Se c’è una ricetta per il successo in questa Juventus griffata Antonio Conte, senza dubbio è lo spirito di gruppo: ormai è risaputo, ma ogni volta sembra esserci un’ulteriore dimostrazione di questa unità di intenti, di questa voglia di porsi a disposizione della squadra per il bene comune, per portare un valore aggiunto al collettivo, e non per vane glorie personali. Il mantra dell’importanza del gruppo rispetto ai singoli è una certezza inossidabile, costruita giorno per giorno, alimentata dai risultati ottenuti, coltivata con la cura dei dettagli, maniacale. In un tale clima di perfetta armonia, però, sembrava stridere la presenza di un calciatore poco amato dal pubblico, poco “produttivo” in campo, deludente nelle prestazioni al punto da apparire quasi come un corpo estraneo: Marco Borriello, giunto nel mercato di Gennaio, per quasi cinque mesi ha rappresentato un “neo” nell’orchestra bianconera, a partire già dalla freddissima accoglienza (per usare un eufemismo) che i tifosi gli hanno tributato nella gara con il Lecce, al rientro dalla sosta natalizia, l’8 Gennaio, in cui uno striscione lo definiva pressapoco un “mercenario”.
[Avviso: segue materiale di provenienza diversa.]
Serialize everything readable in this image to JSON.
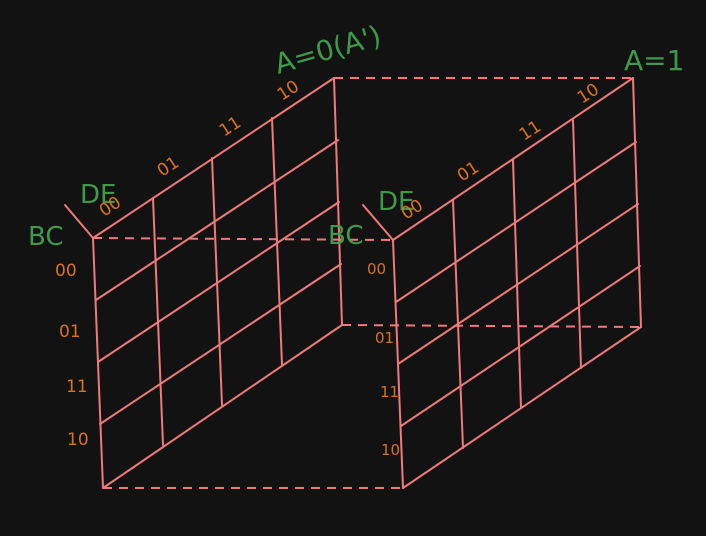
{
  "title_left": "A=0(A')",
  "title_right": "A=1",
  "left_map": {
    "de_label": "DE",
    "bc_label": "BC",
    "col_labels": [
      "00",
      "01",
      "11",
      "10"
    ],
    "row_labels": [
      "00",
      "01",
      "11",
      "10"
    ]
  },
  "right_map": {
    "de_label": "DE",
    "bc_label": "BC",
    "col_labels": [
      "00",
      "01",
      "11",
      "10"
    ],
    "row_labels": [
      "00",
      "01",
      "11",
      "10"
    ]
  },
  "colors": {
    "grid": "#f07a7a",
    "label_green": "#3e9a4a",
    "label_orange": "#d9731f",
    "background": "#121212"
  }
}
L’ostilità affondava le sue origini dal “gran rifiuto” di Borriello, lo scorso anno, quando preferì la maglia della Roma a quella Juventina, uno sgarbo mai digerito dai tifosi bianconeri che, pertanto, non hanno accolto di buon grado la notizia del suo arrivo del mercato di riparazione: nel calcio, però, spesso si ha la memoria corta ed ogni vecchia ruggine può essere smaltita a suon di gol, capaci di cancellare ogni precedente dissapore. Nel caso di Borriello, però, tutto questo non è avvenuto, perchè – per lunghi mesi – la sua condizione approssimativa ed il suo stato di forma non eccellente gli hanno impedito di essere protagonista in campo, alternando prestazioni mediocri e scampoli di partita disputati entrando dalla panchina, facendo storcere spesso il naso a chi lo vedeva entrare in campo, “rubando la scena” all’uomo più amato dal popolo bianconero, ossia Alessandro Del Piero.
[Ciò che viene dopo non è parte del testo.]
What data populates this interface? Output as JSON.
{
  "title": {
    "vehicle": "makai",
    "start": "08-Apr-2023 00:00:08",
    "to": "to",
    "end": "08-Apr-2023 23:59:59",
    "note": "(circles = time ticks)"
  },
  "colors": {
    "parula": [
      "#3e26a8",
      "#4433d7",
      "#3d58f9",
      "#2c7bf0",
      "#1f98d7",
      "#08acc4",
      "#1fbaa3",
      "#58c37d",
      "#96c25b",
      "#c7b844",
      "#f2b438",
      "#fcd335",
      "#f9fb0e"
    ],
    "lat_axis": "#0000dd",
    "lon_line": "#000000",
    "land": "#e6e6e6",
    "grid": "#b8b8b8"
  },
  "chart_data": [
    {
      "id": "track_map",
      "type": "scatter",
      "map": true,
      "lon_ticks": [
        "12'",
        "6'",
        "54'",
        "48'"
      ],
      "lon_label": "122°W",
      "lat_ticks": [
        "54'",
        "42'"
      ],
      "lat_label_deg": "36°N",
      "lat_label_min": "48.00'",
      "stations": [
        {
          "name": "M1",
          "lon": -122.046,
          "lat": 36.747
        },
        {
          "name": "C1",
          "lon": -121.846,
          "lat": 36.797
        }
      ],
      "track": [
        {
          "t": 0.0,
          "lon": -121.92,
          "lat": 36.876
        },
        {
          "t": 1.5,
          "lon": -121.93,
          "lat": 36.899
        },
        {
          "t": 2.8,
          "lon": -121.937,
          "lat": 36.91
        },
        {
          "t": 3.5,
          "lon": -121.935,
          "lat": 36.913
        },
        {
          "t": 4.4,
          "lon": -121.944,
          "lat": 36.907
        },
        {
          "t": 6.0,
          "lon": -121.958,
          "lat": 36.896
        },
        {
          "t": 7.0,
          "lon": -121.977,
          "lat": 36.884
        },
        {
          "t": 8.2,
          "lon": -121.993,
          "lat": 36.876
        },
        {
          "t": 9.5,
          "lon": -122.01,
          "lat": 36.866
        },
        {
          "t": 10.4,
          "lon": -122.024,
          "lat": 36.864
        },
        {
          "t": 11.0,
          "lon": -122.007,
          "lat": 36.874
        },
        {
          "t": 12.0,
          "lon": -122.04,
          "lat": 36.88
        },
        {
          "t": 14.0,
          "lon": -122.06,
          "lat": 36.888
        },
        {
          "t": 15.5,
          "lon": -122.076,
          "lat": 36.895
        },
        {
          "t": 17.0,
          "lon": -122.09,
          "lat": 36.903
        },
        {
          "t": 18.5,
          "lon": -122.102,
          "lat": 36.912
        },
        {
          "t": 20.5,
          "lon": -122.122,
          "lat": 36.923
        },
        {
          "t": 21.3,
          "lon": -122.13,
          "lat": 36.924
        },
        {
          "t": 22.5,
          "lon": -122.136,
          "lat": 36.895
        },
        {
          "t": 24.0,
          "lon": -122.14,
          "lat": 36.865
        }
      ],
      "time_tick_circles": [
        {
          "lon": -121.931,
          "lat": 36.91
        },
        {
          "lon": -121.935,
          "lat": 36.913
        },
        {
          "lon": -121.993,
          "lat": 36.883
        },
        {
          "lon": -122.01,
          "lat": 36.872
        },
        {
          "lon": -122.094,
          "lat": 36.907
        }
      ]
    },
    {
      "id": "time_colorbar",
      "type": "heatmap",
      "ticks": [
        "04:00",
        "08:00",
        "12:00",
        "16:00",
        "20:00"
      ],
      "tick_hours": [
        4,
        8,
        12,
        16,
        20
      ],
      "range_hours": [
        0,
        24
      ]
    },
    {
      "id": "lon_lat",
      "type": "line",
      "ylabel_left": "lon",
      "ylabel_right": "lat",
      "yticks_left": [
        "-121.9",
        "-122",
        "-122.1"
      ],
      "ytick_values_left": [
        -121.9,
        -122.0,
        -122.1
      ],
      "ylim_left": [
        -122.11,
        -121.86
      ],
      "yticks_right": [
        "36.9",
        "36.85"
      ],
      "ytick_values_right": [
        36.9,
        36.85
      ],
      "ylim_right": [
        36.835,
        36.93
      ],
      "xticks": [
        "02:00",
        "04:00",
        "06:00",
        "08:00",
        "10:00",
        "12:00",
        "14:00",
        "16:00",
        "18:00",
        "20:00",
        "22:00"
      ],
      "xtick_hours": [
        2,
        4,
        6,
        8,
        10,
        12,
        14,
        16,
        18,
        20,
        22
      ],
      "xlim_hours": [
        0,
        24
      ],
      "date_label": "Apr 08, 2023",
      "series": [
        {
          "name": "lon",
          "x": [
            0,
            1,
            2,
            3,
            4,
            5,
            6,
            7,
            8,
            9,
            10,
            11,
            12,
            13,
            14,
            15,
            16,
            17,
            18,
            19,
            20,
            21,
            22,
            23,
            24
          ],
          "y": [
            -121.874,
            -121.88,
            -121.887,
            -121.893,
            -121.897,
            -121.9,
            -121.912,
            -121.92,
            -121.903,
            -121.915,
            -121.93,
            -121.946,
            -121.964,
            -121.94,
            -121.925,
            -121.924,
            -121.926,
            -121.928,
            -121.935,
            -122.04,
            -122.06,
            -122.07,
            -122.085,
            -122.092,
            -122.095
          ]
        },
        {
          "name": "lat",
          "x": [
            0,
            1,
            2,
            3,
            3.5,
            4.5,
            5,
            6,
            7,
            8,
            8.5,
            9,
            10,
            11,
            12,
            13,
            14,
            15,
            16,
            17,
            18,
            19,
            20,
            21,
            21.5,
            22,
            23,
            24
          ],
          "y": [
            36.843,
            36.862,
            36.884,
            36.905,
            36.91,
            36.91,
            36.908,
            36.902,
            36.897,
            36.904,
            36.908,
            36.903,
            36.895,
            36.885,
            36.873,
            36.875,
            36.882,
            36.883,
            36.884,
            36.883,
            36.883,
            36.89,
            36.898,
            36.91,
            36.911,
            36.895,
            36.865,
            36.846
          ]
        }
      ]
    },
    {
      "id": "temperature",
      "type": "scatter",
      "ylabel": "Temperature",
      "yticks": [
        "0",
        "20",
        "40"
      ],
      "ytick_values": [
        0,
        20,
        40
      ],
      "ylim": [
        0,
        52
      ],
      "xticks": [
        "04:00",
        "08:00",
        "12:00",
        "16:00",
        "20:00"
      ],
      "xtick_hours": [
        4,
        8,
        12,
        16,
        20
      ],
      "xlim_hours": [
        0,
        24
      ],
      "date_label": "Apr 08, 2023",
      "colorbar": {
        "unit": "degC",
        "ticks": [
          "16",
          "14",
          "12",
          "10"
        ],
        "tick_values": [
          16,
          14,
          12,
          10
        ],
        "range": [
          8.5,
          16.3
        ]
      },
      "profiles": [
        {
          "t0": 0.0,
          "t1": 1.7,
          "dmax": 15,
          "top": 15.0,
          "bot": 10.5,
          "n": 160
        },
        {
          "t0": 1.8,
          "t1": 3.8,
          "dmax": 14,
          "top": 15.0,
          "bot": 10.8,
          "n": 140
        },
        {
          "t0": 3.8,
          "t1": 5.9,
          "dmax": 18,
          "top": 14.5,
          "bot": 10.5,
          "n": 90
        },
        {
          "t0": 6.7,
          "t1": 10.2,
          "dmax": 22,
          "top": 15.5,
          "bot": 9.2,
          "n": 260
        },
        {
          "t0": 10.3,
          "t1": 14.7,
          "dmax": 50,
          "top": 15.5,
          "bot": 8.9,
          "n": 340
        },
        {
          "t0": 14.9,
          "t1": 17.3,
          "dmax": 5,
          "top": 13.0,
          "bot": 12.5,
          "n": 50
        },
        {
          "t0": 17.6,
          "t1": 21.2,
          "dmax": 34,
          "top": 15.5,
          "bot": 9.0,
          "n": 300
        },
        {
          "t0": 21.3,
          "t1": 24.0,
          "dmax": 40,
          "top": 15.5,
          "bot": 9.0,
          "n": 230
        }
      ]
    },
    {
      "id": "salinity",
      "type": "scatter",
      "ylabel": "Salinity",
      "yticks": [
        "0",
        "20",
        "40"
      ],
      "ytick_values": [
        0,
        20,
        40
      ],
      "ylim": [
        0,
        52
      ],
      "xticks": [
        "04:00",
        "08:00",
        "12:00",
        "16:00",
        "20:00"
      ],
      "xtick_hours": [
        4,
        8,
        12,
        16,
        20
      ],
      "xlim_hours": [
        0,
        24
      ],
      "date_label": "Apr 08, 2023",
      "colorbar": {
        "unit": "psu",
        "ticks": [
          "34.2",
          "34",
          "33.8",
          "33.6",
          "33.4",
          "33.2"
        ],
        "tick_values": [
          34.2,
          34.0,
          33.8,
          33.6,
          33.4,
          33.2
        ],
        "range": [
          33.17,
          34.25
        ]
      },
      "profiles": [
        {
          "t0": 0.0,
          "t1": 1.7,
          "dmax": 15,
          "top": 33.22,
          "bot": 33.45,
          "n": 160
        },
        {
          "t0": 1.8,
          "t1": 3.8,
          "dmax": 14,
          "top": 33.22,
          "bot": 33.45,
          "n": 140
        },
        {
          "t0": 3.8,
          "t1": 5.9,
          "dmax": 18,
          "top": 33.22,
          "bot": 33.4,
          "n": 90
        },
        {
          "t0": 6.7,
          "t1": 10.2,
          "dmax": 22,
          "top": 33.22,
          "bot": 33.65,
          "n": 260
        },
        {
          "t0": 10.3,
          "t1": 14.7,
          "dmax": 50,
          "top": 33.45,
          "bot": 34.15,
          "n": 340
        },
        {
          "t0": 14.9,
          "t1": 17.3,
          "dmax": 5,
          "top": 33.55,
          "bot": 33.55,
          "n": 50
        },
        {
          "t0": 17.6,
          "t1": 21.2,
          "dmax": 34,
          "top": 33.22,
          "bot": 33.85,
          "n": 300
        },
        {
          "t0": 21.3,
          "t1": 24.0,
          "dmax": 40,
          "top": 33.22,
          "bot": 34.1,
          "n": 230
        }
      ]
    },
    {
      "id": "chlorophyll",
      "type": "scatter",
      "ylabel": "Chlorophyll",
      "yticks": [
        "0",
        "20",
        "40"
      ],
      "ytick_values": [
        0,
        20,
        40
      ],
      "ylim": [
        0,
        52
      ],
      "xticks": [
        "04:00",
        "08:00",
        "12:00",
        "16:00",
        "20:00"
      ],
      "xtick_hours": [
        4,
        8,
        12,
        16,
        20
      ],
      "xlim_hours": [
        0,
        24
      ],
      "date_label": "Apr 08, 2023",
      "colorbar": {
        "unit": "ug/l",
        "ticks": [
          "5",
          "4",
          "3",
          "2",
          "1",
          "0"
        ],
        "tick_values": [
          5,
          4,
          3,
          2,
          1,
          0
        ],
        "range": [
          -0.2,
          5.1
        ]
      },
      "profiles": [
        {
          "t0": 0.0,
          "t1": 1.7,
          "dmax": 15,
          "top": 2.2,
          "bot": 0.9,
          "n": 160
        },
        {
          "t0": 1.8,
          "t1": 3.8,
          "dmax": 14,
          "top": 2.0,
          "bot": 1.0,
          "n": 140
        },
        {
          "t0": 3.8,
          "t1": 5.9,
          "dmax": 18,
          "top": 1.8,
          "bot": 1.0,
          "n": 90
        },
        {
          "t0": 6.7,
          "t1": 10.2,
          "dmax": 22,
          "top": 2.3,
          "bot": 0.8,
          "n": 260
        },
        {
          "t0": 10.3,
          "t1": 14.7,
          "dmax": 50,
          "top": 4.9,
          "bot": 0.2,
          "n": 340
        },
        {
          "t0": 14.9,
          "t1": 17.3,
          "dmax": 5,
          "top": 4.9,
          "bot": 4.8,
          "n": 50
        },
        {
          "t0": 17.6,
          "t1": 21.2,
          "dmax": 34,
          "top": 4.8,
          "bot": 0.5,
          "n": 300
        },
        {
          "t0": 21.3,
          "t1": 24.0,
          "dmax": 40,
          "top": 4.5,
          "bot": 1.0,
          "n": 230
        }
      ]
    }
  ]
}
In molti non riuscivano a capire cosa inducesse un tecnico tanto pragmatico come Antonio Conte ad ostinarsi nel concedere fiducia ad un attaccante in apparenza spento ed appannato, nei movimenti e nel “vedere la porta”; una circostanza misteriosa che, a dieci minuti dalla fine nell’ostica gara con il Cesena, si svela improvvisamente, con un gran sinistro di controbalzo, dai molteplici significati: il gol dell’ 1 a 0 per la Juventus, il gol che consente di vincere la partita mantenendo il vantaggio sul Milan di tre punti a quattro giornate dalla fine, il gol che consente a Borriello di correre in direzione di Antonio Conte, per abbracciarlo e dirgli “grazie”, un gol che contente a Marco – nel giorno di San Marco – di riscattare tante prestazioni grigie e divenire nuovamente protagonista in campo, dopo 11 mesi di digiuno.
Nel post partita Marco Borriello rivelerà di aver avuto, prima di entrare in campo dalla panchina, il sentore che avrebbe segnato, come mai gli succede, al punto da dirlo anche ai compagni seduti vicino a lui. Un sentore che gli ha portato bene, e che dà ragione a chi – a dispetto di tutti – gli ha voluto dare fiducia, credendo nel suo riscatto e nelle sue qualità, calcistiche ed umane: ecco perchè mister Conte afferma, con grande sincerità, di “esser felice più per l’uomo che per il calciatore”, lodando l’umiltà e lo spirito di sacrificio di Marco Borriello. Ecco perchè, nonostante la “gloria personale”, l’attaccante afferma che “non si può ancora festeggiare“, dimostrando di aver recepito alla perfezione lo spirito made in Conte, omaggiando, poi, con la dedica del suo gol, Andrea Fortunato il giovane calciatore bianconero scomparso 17 anni fa.
Per Marco Borriello, dunque, il presente si può tingere di tinte più rosee, come il colore della maglia indossata ieri, nella speranza che – con le sue prestazioni da qui al termine del campionato – possa indurre la società a riscattare il suo prestito: a suon di gol decisivi, la “mission” può non essere impossible.